J. Picard u.a. (Hrsg.): Jüdischer Kulturraum Aargau

Cover
Titel
Jüdischer Kulturraum Aargau.


Herausgeber
Jacques Picard; Angela Bhend
Erschienen
Baden 2020: hier + jetzt, Verlag für Kultur und Geschichte
Anzahl Seiten
528
Preis
CHF 59.00
von
Rolf Weibel

Die jüdische Kultur hat Wichtiges zur europäischen Kulturgeschichte beigetragen. Der Europarat hat darum mit seiner Route des jüdischen Erbes repräsentative Stätten dieses Teils der europäischen Kultur-, Religions- und Kunstgeschichte miteinander verbunden und so auch touristisch erschlossen. In der Schweiz trägt dazu der regionale jüdische Kulturweg Endingen-Lengnau bei.
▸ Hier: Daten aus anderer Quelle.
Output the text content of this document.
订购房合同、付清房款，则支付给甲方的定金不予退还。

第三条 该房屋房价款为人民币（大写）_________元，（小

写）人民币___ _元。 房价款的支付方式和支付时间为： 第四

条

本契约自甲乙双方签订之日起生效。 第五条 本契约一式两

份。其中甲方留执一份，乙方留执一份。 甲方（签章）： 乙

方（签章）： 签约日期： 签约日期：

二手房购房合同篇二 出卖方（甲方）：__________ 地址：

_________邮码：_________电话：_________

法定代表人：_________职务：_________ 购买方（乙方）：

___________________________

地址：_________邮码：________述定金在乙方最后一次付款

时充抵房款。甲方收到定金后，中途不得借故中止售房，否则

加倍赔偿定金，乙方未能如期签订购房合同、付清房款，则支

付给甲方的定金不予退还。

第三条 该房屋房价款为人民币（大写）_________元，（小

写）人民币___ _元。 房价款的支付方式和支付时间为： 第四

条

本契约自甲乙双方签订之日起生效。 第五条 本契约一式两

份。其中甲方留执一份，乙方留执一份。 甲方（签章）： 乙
Im vorliegenden Sammelband wird nicht allein das Surbtal, durch das dieser regionale Kulturweg führt, sondern der ganze Kanton Aargau als jüdischer Kulturraum dargestellt.
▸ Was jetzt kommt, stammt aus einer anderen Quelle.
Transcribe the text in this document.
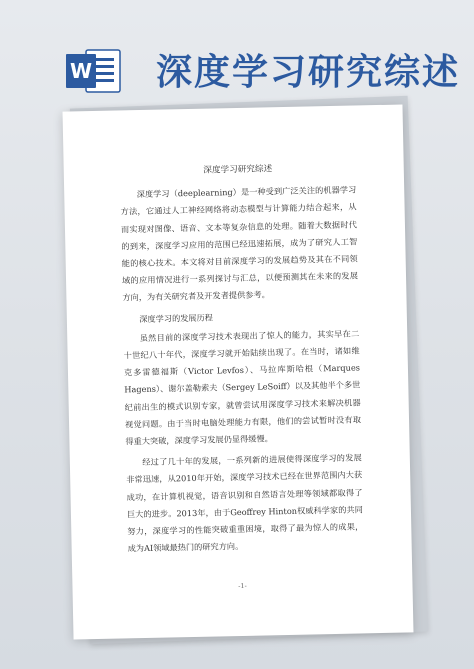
W 深度学习研究综述
深度学习研究综述

深度学习（deeplearning）是一种受到广泛关注的机器学习方法，它通过人工神经网络将动态模型与计算能力结合起来，从而实现对图像、语音、文本等复杂信息的处理。随着大数据时代的到来，深度学习应用的范围已经迅速拓展，成为了研究人工智能的核心技术。本文将对目前深度学习的发展趋势及其在不同领域的应用情况进行一系列探讨与汇总，以便预测其在未来的发展方向，为有关研究者及开发者提供参考。

深度学习的发展历程

虽然目前的深度学习技术表现出了惊人的能力，其实早在二十世纪八十年代，深度学习就开始陆续出现了。在当时，诸如维克多雷德福斯（Victor Levfos）、马拉库斯哈根（Marques Hagens）、谢尔盖勒索夫（Sergey LeSoiff）以及其他半个多世纪前出生的模式识别专家，就曾尝试用深度学习技术来解决机器视觉问题。由于当时电脑处理能力有限，他们的尝试暂时没有取得重大突破，深度学习发展仍显得缓慢。

经过了几十年的发展，一系列新的进展使得深度学习的发展非常迅速，从2010年开始，深度学习技术已经在世界范围内大获成功，在计算机视觉，语音识别和自然语言处理等领域都取得了巨大的进步。2013年，由于Geoffrey Hinton权威科学家的共同努力，深度学习的性能突破重重困境，取得了最为惊人的成果，成为AI领域最热门的研究方向。

-1-
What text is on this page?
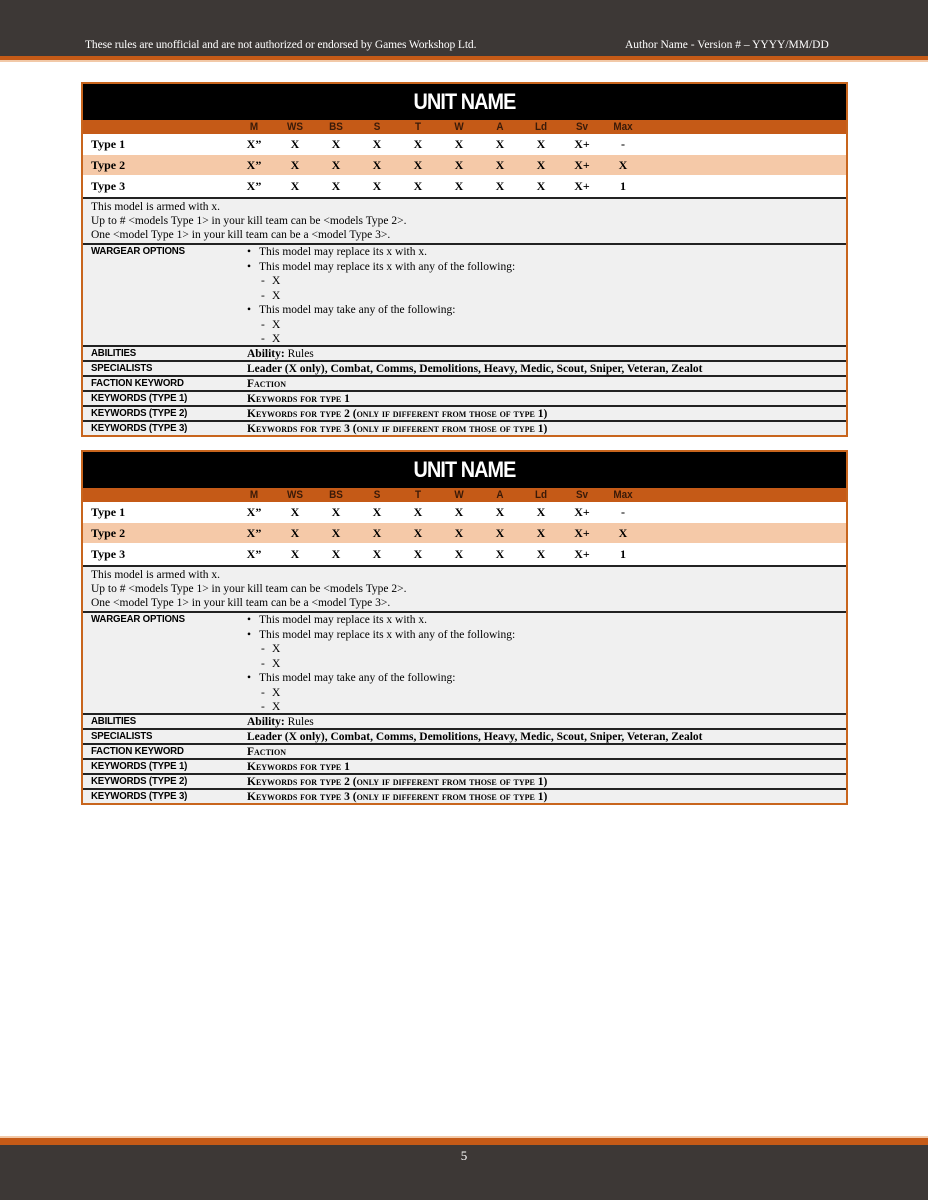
These rules are unofficial and are not authorized or endorsed by Games Workshop Ltd.	Author Name - Version # – YYYY/MM/DD
UNIT NAME
M	WS	BS	S	T	W	A	Ld	Sv	Max
Type 1	X”	X	X	X	X	X	X	X	X+	-
Type 2	X”	X	X	X	X	X	X	X	X+	X
Type 3	X”	X	X	X	X	X	X	X	X+	1
This model is armed with x.
Up to # <models Type 1> in your kill team can be <models Type 2>.
One <model Type 1> in your kill team can be a <model Type 3>.
WARGEAR OPTIONS	• This model may replace its x with x.
• This model may replace its x with any of the following:
- X
- X
• This model may take any of the following:
- X
- X
ABILITIES	Ability: Rules
SPECIALISTS	Leader (X only), Combat, Comms, Demolitions, Heavy, Medic, Scout, Sniper, Veteran, Zealot
FACTION KEYWORD	Faction
KEYWORDS (TYPE 1)	Keywords for type 1
KEYWORDS (TYPE 2)	Keywords for type 2 (only if different from those of type 1)
KEYWORDS (TYPE 3)	Keywords for type 3 (only if different from those of type 1)
UNIT NAME
M	WS	BS	S	T	W	A	Ld	Sv	Max
Type 1	X”	X	X	X	X	X	X	X	X+	-
Type 2	X”	X	X	X	X	X	X	X	X+	X
Type 3	X”	X	X	X	X	X	X	X	X+	1
This model is armed with x.
Up to # <models Type 1> in your kill team can be <models Type 2>.
One <model Type 1> in your kill team can be a <model Type 3>.
WARGEAR OPTIONS	• This model may replace its x with x.
• This model may replace its x with any of the following:
- X
- X
• This model may take any of the following:
- X
- X
ABILITIES	Ability: Rules
SPECIALISTS	Leader (X only), Combat, Comms, Demolitions, Heavy, Medic, Scout, Sniper, Veteran, Zealot
FACTION KEYWORD	Faction
KEYWORDS (TYPE 1)	Keywords for type 1
KEYWORDS (TYPE 2)	Keywords for type 2 (only if different from those of type 1)
KEYWORDS (TYPE 3)	Keywords for type 3 (only if different from those of type 1)
5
Die über fünfzig Darstellungen zum aargauisch-jüdischen Kulturraum sind in acht Themenfelder gruppiert. In der «Einleitung» skizzieren der Herausgeber und die Herausgeberin Geschichte und Gegenwart aargauischer und jüdischer Lebenswelten zwischen historischer Wirklichkeit und kultureller Metapher. Das jüdische Surbtal im Kontext der aargauischen Erinnerungskultur und das Surbtal im Kontext jüdischer Geschichtsbetrachtung im 19. Jahrhundert sind weitere Themen. Betrachtet werden auch die jüdischen Nachbarschaften, die sich entlang des Rheins im Elsass, in Südbaden, Vorarlberg und in der nördlichen Schweiz befunden haben und die kulturgeschichtlich als alemannisches Judentum gefasst werden. Weil von diesem alemannischen Landjudentum nach dem Holocaust nichts übrig blieb, musste man in der Schweiz «schmerzhaft lernen, mit der kulturellen Leere zu leben» (43).
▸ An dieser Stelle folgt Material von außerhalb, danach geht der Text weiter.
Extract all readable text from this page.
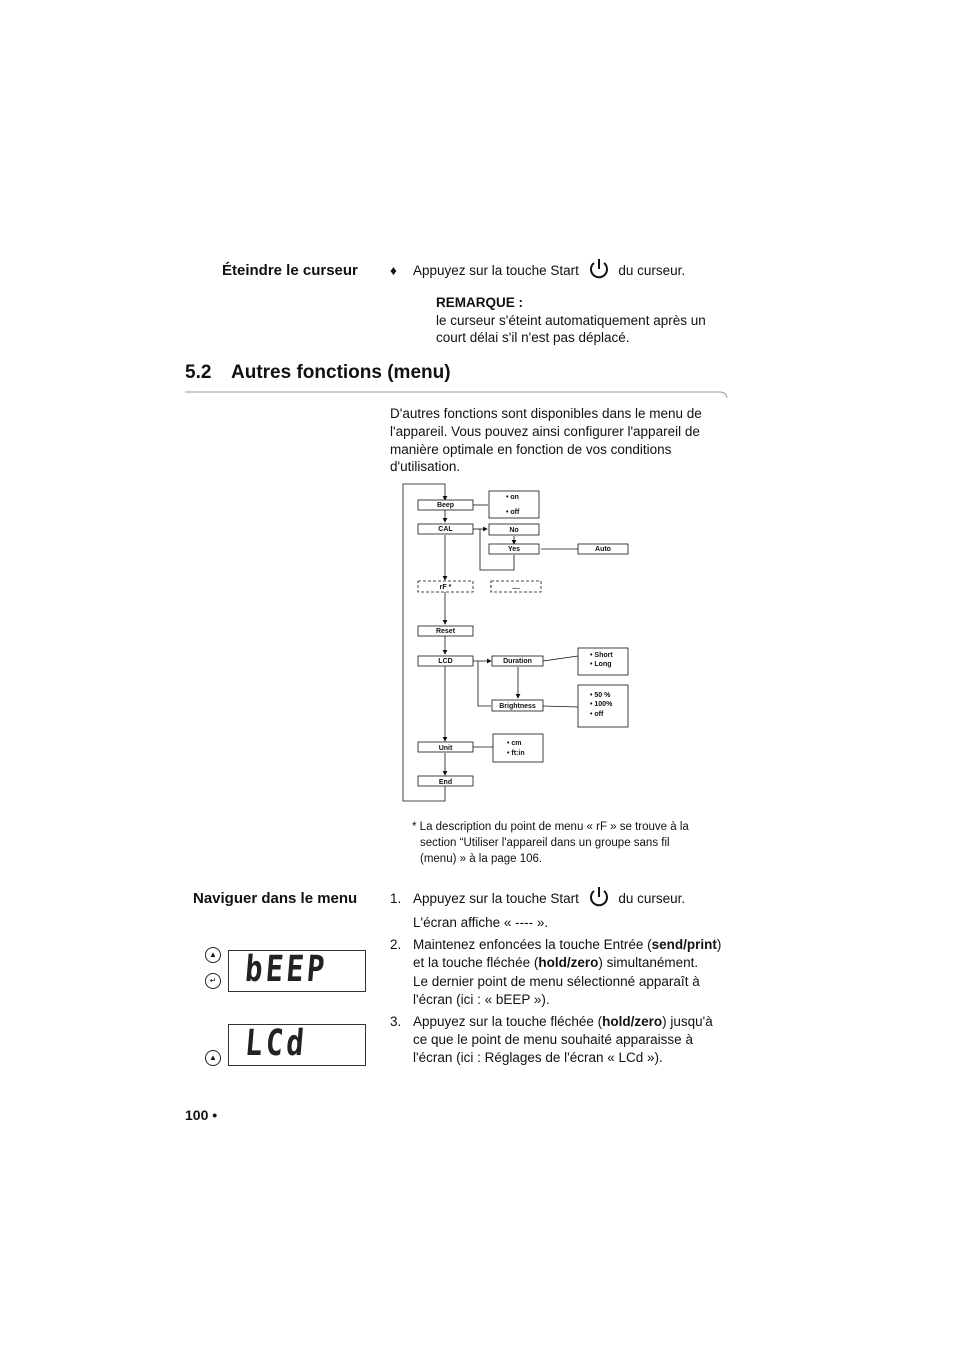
Éteindre le curseur ♦ Appuyez sur la touche Start	du curseur.
REMARQUE :
le curseur s'éteint automatiquement après un
court délai s'il n'est pas déplacé.
5.2 Autres fonctions (menu)
D'autres fonctions sont disponibles dans le menu de
l'appareil. Vous pouvez ainsi configurer l'appareil de
manière optimale en fonction de vos conditions
d'utilisation.
Beep
• on
• off
CAL	No
Yes	Auto
rF *	....
Reset
LCD	Duration
• Short
• Long
Brightness
• 50 %
• 100%
• off
Unit
• cm
• ft:in
End
* La description du point de menu « rF » se trouve à la
section “Utiliser l'appareil dans un groupe sans fil
(menu) » à la page 106.
Naviguer dans le menu 1. Appuyez sur la touche Start	du curseur.
L'écran affiche « ---- ».
2. Maintenez enfoncées la touche Entrée (send/print)
et la touche fléchée (hold/zero) simultanément.
Le dernier point de menu sélectionné apparaît à
l'écran (ici : « bEEP »).
3. Appuyez sur la touche fléchée (hold/zero) jusqu'à
ce que le point de menu souhaité apparaisse à
l'écran (ici : Réglages de l'écran « LCd »).
▲
↵ bEEP
▲ LCd
100 •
Das Themenfeld «Aus dem Aargau in den Aargau. Gestalter und Zeugen in vielschichtiger Zeit» bietet biographische Porträts von Jüdinnen und Juden, die teils aus dem Aargau stammen, teils in den Kanton umgesiedelt oder immer hier geblieben sind. Da begegnet eine Vielfalt von Lebensentwürfen und Lebenswegen: Gabrielle Rosenstein, kulturell wie sozial engagierte Präsidentin des Verbandes Schweizerischer Jüdischer Fürsorgen (VSJF); die Politikerin und erste jüdische Bundesrätin Ruth Dreifuss; der Viehhändler Jules Bloch; der Fußballtrainer Fritz Kerr; der Musiker Joel Rubin; der Komponist Ernest Bloch; der Physiker Albert Einstein; der Maler Otto Wyler und der Künstler Walter Jonas.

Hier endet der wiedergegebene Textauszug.